Russia objects to the idea of Ukraine joining NATO, a move that it believes encroaches on its sphere of influence and places the US at its doorstep. The invasion is likely to have a significant human toll, and our thoughts are certainly with the people in Ukraine.
Prior to the Russian action, investors were largely focused on high inflation and imminent rising interest rates. Now the focus has shifted to the attack’s expected impacts on energy, global growth, inflation, and central bank actions.
Energy: clarity needed on further sanctions
Simmering tensions between Russia and Ukraine have pushed oil prices higher since the beginning of the year. Given a fragile high demand/tight supply dynamic, volatility in energy prices may continue, especially if sanctions on Russia ratchet up and provoke a further Russian response. Both the US and Europe are trying to penalise Russia – but without straining the energy markets and creating further inflationary pressure. Russia supplies an enormous amount of natural gas to Europe, and this cannot be swiftly replaced.
Greater vulnerability for growth and inflation in Europe
The US and Europe were already under pressure from high inflation due to a combination of supply issues and strong demand. But inflation and growth in Europe are more vulnerable to an energy price shock as, relative to the US, economies across the region are manufacturing and trade-heavy. In the US, the economy is more diversified and services-heavy, making it less sensitive to energy price shocks; while trade as a share of GDP is 23% (in comparison, it’s 81% in Germany)1.
The Fed is unlikely to change course on tightening monetary policy
For central banks, the geopolitical tensions introduce complexity on the timing and magnitude of rate hikes. The European Central Bank’s (ECB) strategy may be impacted more directly should the crisis escalate (and we may see it delay plans to withdraw monetary accommodation later this year). In the US, the Fed is unlikely to change course on tightening monetary policy and we continue to expect the first 25 basis point hike in the Fed Funds Rate in March.

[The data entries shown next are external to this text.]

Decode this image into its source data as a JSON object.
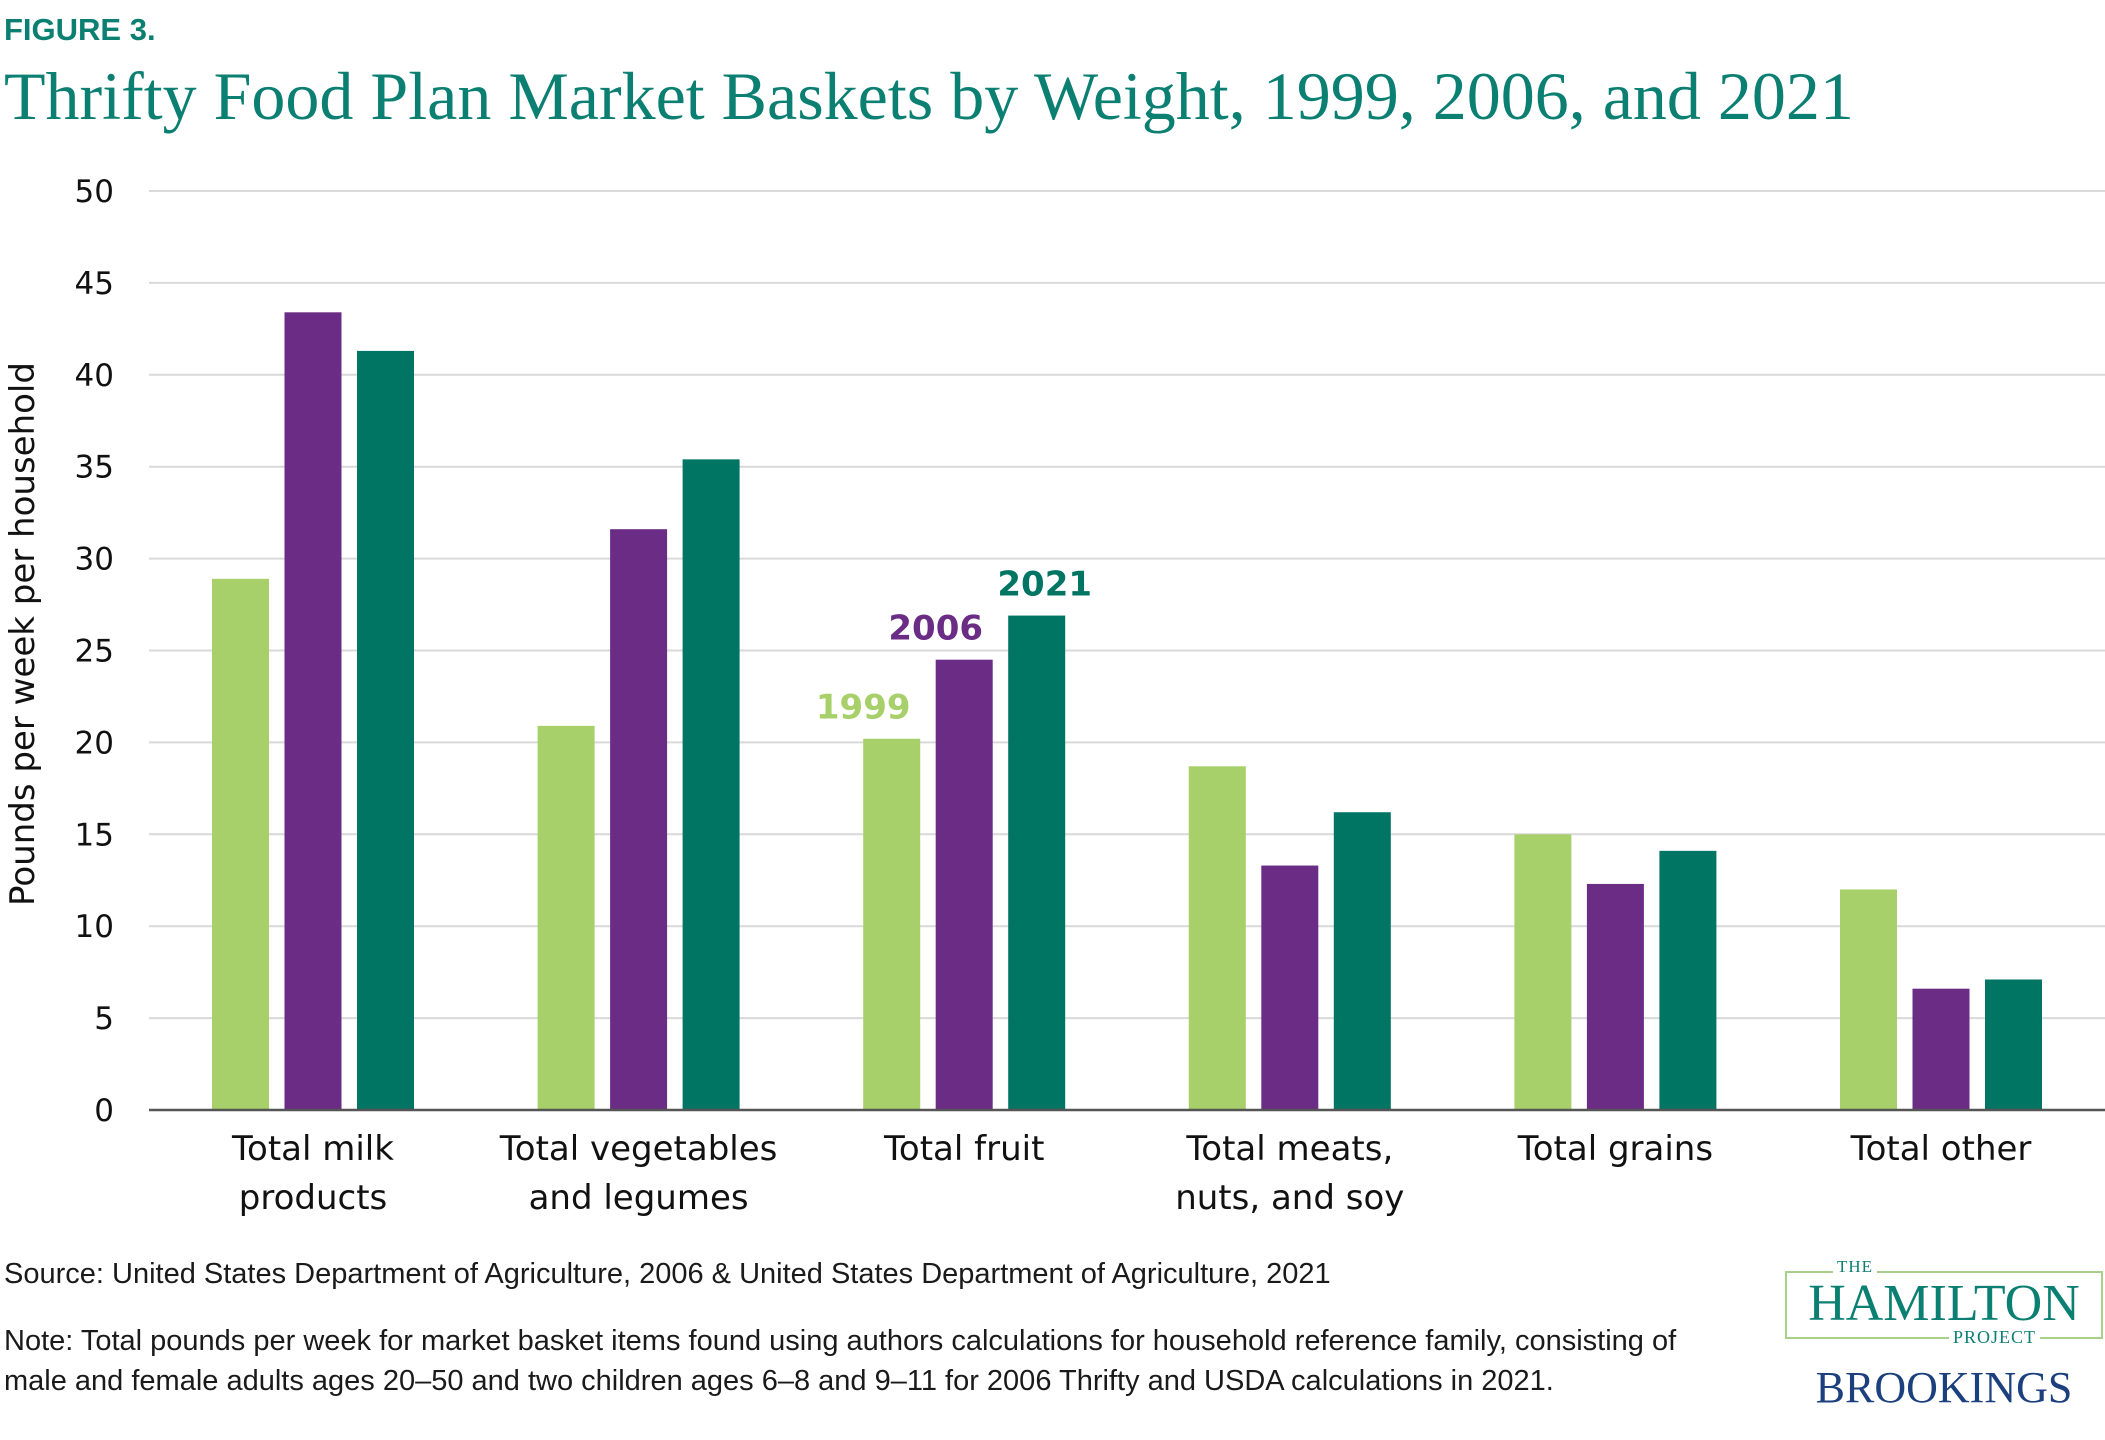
{
  "figure_label": "FIGURE 3.",
  "title": "Thrifty Food Plan Market Baskets by Weight, 1999, 2006, and 2021",
  "source": "Source: United States Department of Agriculture, 2006 & United States Department of Agriculture, 2021",
  "note": "Note: Total pounds per week for market basket items found using authors calculations for household reference family, consisting of male and female adults ages 20–50 and two children ages 6–8 and 9–11 for 2006 Thrifty and USDA calculations in 2021.",
  "logo": {
    "the": "THE",
    "hamilton": "HAMILTON",
    "project": "PROJECT",
    "brookings": "BROOKINGS"
  },
  "colors": {
    "title": "#0b7f72",
    "series_1999": "#a7d06a",
    "series_2006": "#6b2c85",
    "series_2021": "#007563",
    "grid": "#d9d9d9",
    "axis": "#555555"
  },
  "chart_data": {
    "type": "bar",
    "title": "Thrifty Food Plan Market Baskets by Weight, 1999, 2006, and 2021",
    "xlabel": "",
    "ylabel": "Pounds per week per household",
    "ylim": [
      0,
      50
    ],
    "yticks": [
      0,
      5,
      10,
      15,
      20,
      25,
      30,
      35,
      40,
      45,
      50
    ],
    "grid": true,
    "legend": "inline-labels-above-total-fruit",
    "categories": [
      [
        "Total milk",
        "products"
      ],
      [
        "Total vegetables",
        "and legumes"
      ],
      [
        "Total fruit"
      ],
      [
        "Total meats,",
        "nuts, and soy"
      ],
      [
        "Total grains"
      ],
      [
        "Total other"
      ]
    ],
    "series": [
      {
        "name": "1999",
        "color": "#a7d06a",
        "values": [
          28.9,
          20.9,
          20.2,
          18.7,
          15.0,
          12.0
        ]
      },
      {
        "name": "2006",
        "color": "#6b2c85",
        "values": [
          43.4,
          31.6,
          24.5,
          13.3,
          12.3,
          6.6
        ]
      },
      {
        "name": "2021",
        "color": "#007563",
        "values": [
          41.3,
          35.4,
          26.9,
          16.2,
          14.1,
          7.1
        ]
      }
    ],
    "series_label_category_index": 2
  }
}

The Fed will be looking for a slowdown in inflation and wage growth in the second half of 2022 as a guide on whether to accelerate or decelerate monetary tightening. Oil prices are unlikely to play a major role in this decision, unless any change were to impact the outlook for economic growth meaningfully.
We are seeing a risk-off sentiment across emerging markets, as the possibility of imposed sanctions increases, although Russia and Ukraine together comprise around 3.5% of the Emerging Market Debt hard currency index. From a credit perspective, investment grade and high yield markets appear to be selling first and asking questions later. Most Russian companies are at the lower end of Investment Grade ratings and could be downgraded to High Yield as a result of sanction risks.
On the fixed income side, strategies such as Threadneedle (Lux) Global Investment Grade Credit Opportunities, Threadneedle (Lux) Global Corporate Bond, and Threadneedle (Lux) European Corporate Bond have no exposure to Russia or Ukraine. We have been selective in what we are doing in portfolios, focusing on fundamental credit research and bonds that are selling off at least as much as the market but with less negative connections to what could be a longer conflict.
Now is not the time to panic
Market corrections driven by wars and oil market disruptions have historically been sharp but short-lived. As ever, volatility creates an urge among investors to do something, but our guide continues to be to stay invested and focused on long-term goals. Active asset management can help investors ride out short-term shocks in markets while capitalising on longer-term trends.
While recent events have been a difficult period for markets, it’s important to remember that volatility can offer opportunities to identify valuation discrepancies, unearth hidden gems or add to existing holdings at opportune moments.